Considering the significant role of genetic background in plant-microbe interactions and that most crop rhizospheric microbial research was focused on cultivars, understanding the diversity of root-associated microbiomes in wild progenitors and closely related crossable species may help to breed better cultivars. This study is aimed to fill a critical knowledge gap on rhizosphere and diazotroph bacterial diversity in the wild progenitors of sugarcane, the essential sugar and the second largest bioenergy crop globally. Using a high-throughput sequencing (HTS) platform, we studied the rhizosphere and diazotroph bacterial community of Saccharum officinarum L. cv. Badila (BRS), Saccharum barberi (S. barberi) Jesw. cv Pansahi (PRS), Saccharum robustum [S. robustum; (RRS), Saccharum spontaneum (S. spontaneum); SRS], and Saccharum sinense (S. sinense) Roxb. cv Uba (URS) by sequencing their 16S rRNA and nifH genes. HTS results revealed that a total of 6,202 bacteria-specific operational taxonomic units (OTUs) were identified, that were distributed as 107 bacterial groups.
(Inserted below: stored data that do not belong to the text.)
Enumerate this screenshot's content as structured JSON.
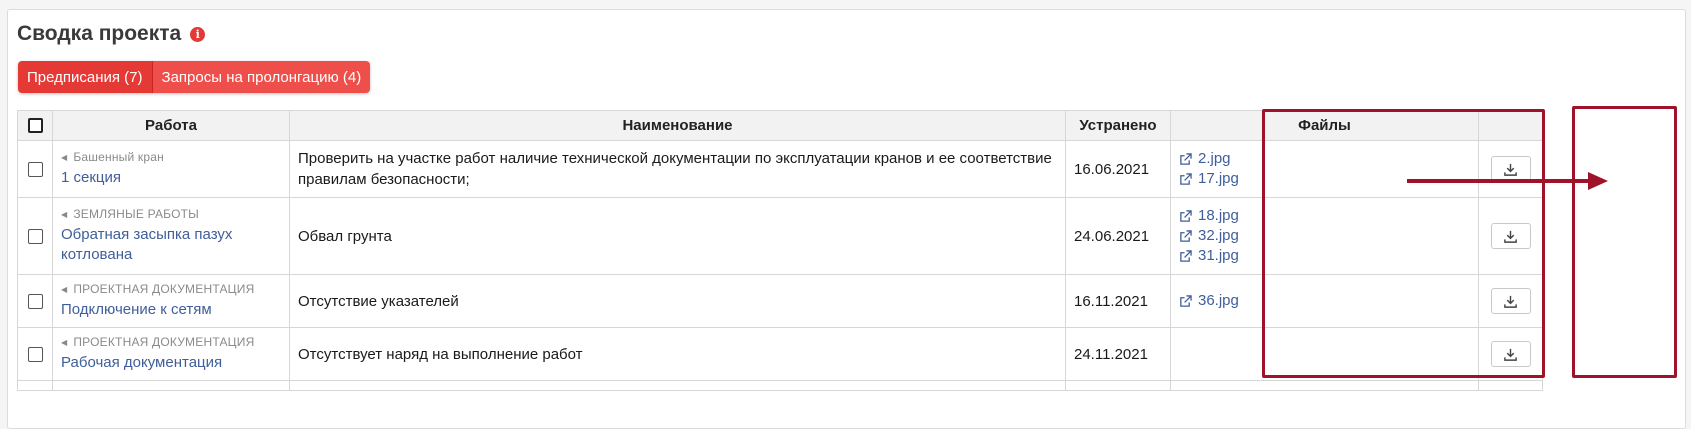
{
  "header": {
    "title": "Сводка проекта",
    "info_icon": "info-icon"
  },
  "tabs": [
    {
      "label": "Предписания (7)"
    },
    {
      "label": "Запросы на пролонгацию (4)"
    }
  ],
  "table": {
    "columns": [
      "",
      "Работа",
      "Наименование",
      "Устранено",
      "Файлы",
      ""
    ],
    "rows": [
      {
        "category": "Башенный кран",
        "work": "1 секция",
        "name": "Проверить на участке работ наличие технической документации по эксплуатации кранов и ее соответствие правилам безопасности;",
        "date": "16.06.2021",
        "files": [
          "2.jpg",
          "17.jpg"
        ]
      },
      {
        "category": "ЗЕМЛЯНЫЕ РАБОТЫ",
        "work": "Обратная засыпка пазух котлована",
        "name": "Обвал грунта",
        "date": "24.06.2021",
        "files": [
          "18.jpg",
          "32.jpg",
          "31.jpg"
        ]
      },
      {
        "category": "ПРОЕКТНАЯ ДОКУМЕНТАЦИЯ",
        "work": "Подключение к сетям",
        "name": "Отсутствие указателей",
        "date": "16.11.2021",
        "files": [
          "36.jpg"
        ]
      },
      {
        "category": "ПРОЕКТНАЯ ДОКУМЕНТАЦИЯ",
        "work": "Рабочая документация",
        "name": "Отсутствует наряд на выполнение работ",
        "date": "24.11.2021",
        "files": []
      }
    ]
  },
  "colors": {
    "accent": "#e53935",
    "link": "#3f5e9a",
    "annotation": "#a0122a"
  }
}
Out of that, 31 rhizobacterial families are commonly spread in all five species. With respect to nifH gene, S. barberi and S. spontaneum recorded the highest and lowest number of OTUs, respectively. These results were validated by quantitative PCR analysis of both genes. A total of 1,099 OTUs were identified for diazotrophs with a core microbiome of 9 families distributed among all the sugarcane species. The core microbiomes were spread across 20 genera. The increased microbial diversity in the rhizosphere was mainly due to soil physiochemical properties. Most of the genera of rhizobacteria and diazotrophs showed a positive correlation, and few genera negatively correlated with the soil properties. The results showed that sizeable rhizospheric diversity exists across progenitors and close relatives. Still, incidentally, the rhizosphere microbial abundance of progenitors of modern sugarcane was at the lower end of the spectrum, indicating the prospect of Saccharum species introgression breeding may further improve nutrient use and disease and stress tolerance of commercial sugarcane. The considerable variation for rhizosphere microbiome seen in Saccharum species also provides a knowledge base and an experimental system for studying the evolution of rhizobacteria-host plant association during crop domestication.